Even the source of raw materials from the USSR, which they replenished the market with, could not solve the problem. This was the depth of the tragedy. Although there was a lot of it, the Union sold it not for credits, not for those ephemeral numbers that could be printed on a machine as much as you want, despite all their carefully maintained illusion of value and linkage to the zero element.

No, they demanded payment exclusively in real products. Machine tools, equipment, high-tech goods – everything that had tangible value and contributed to real, not virtual, development. It was an economic dead end. Even the introduction of prohibitive duties, quotas, and moratoriums did not help. The communists continued, in essence, barter, demonstrating a complete, humiliating disregard for the very foundation of their power – money – for financial magnates. Their economy existed by other laws, incomprehensible to stockbrokers, and this nullified all instruments of economic pressure, exposing the fragility and artificiality of a system built on loans and empty promises.

The panic of the elite was not shared by their electorate. They were content. Even public discontent decreased, and the power of politicians strengthened. Having gained access to cheap and good food, purchased in the Union, the inhabitants of the Citadel began to spend more credits on other goods. This stimulated industry, but for the most part, businesses could not take advantage of the opportunity, which again led to a radical solution to the problem.

Now it was almost imperceptible, but in about two hundred years, the economy of Space would choke. By starting to pump credits into the military industry, they managed to stabilize the situation to survive until the moment when it would be possible to crush the new player with one blow, without harming themselves…

Another six months passed.
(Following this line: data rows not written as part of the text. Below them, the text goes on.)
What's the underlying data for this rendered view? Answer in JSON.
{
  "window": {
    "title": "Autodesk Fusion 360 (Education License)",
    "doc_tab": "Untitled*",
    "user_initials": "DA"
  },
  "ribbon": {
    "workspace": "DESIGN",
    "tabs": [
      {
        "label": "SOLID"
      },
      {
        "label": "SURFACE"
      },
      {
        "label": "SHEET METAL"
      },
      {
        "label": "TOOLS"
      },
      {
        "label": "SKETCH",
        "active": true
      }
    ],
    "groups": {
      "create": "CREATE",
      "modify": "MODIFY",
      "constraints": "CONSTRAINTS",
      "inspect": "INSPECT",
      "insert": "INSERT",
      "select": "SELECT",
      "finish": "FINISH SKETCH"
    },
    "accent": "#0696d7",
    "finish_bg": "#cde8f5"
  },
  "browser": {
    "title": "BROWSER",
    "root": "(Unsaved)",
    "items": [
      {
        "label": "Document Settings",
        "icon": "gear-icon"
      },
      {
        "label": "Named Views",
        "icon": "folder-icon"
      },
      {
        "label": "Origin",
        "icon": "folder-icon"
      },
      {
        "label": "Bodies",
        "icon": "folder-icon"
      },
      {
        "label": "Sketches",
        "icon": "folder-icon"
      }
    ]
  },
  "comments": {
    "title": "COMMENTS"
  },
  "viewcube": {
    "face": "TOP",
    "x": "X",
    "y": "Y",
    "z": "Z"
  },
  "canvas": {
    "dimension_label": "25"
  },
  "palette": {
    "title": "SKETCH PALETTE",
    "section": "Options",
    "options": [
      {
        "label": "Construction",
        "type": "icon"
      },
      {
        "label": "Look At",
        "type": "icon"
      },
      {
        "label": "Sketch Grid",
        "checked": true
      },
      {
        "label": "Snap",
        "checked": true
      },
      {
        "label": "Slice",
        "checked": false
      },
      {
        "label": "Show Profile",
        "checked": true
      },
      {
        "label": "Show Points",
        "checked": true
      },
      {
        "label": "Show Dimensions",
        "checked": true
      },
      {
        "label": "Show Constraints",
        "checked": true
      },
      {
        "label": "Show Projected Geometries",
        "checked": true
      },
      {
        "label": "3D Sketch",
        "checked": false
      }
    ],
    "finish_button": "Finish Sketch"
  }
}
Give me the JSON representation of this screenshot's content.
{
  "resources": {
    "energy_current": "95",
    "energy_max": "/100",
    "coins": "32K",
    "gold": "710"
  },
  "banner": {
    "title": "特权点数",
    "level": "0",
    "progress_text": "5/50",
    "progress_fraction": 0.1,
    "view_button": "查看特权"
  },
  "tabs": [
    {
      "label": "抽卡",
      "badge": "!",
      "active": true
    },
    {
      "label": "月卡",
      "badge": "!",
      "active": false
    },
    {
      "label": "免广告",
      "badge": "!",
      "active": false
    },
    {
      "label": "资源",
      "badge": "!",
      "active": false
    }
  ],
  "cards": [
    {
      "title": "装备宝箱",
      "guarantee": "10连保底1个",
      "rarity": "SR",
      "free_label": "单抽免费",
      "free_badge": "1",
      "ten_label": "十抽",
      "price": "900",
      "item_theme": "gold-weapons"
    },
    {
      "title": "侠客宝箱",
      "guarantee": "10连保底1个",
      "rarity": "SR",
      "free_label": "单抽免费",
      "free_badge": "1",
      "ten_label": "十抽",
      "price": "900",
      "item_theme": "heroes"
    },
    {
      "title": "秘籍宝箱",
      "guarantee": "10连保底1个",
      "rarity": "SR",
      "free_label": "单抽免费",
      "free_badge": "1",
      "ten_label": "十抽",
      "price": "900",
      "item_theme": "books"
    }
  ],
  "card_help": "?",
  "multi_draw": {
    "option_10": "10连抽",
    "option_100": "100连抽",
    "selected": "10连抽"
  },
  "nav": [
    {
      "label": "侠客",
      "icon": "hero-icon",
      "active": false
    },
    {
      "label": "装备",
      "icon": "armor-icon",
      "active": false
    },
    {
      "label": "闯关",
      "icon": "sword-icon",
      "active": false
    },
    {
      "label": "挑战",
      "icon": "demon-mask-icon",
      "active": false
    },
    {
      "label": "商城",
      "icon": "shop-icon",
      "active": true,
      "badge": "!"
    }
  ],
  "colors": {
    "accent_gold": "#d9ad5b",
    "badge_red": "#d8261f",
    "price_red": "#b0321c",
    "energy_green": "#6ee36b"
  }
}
Four dozen "Pioneer"-class stations were redeployed to Pandora. The USSR accelerated the development of the border sector, creating outpost systems for which these stations were created. Pandora, as originally conceived, was to become the capital of the new sector, while simultaneously becoming an industrial center, hiding the Union's secret activities in this region of the galaxy from prying eyes, and securing the border. A powerful defensive hub was to become an insurmountable barrier for large pirate gangs, who were already eyeing the Union's worlds, even after the punitive operation, and the stations would serve as excellent staging bases for the fleet to suppress raids by small groups.

A "Pioneer"-type station. It serves as both an outpost and a small warp gate. Sturdy, reliable, autonomous, and foolproof, like a Kalashnikov rifle.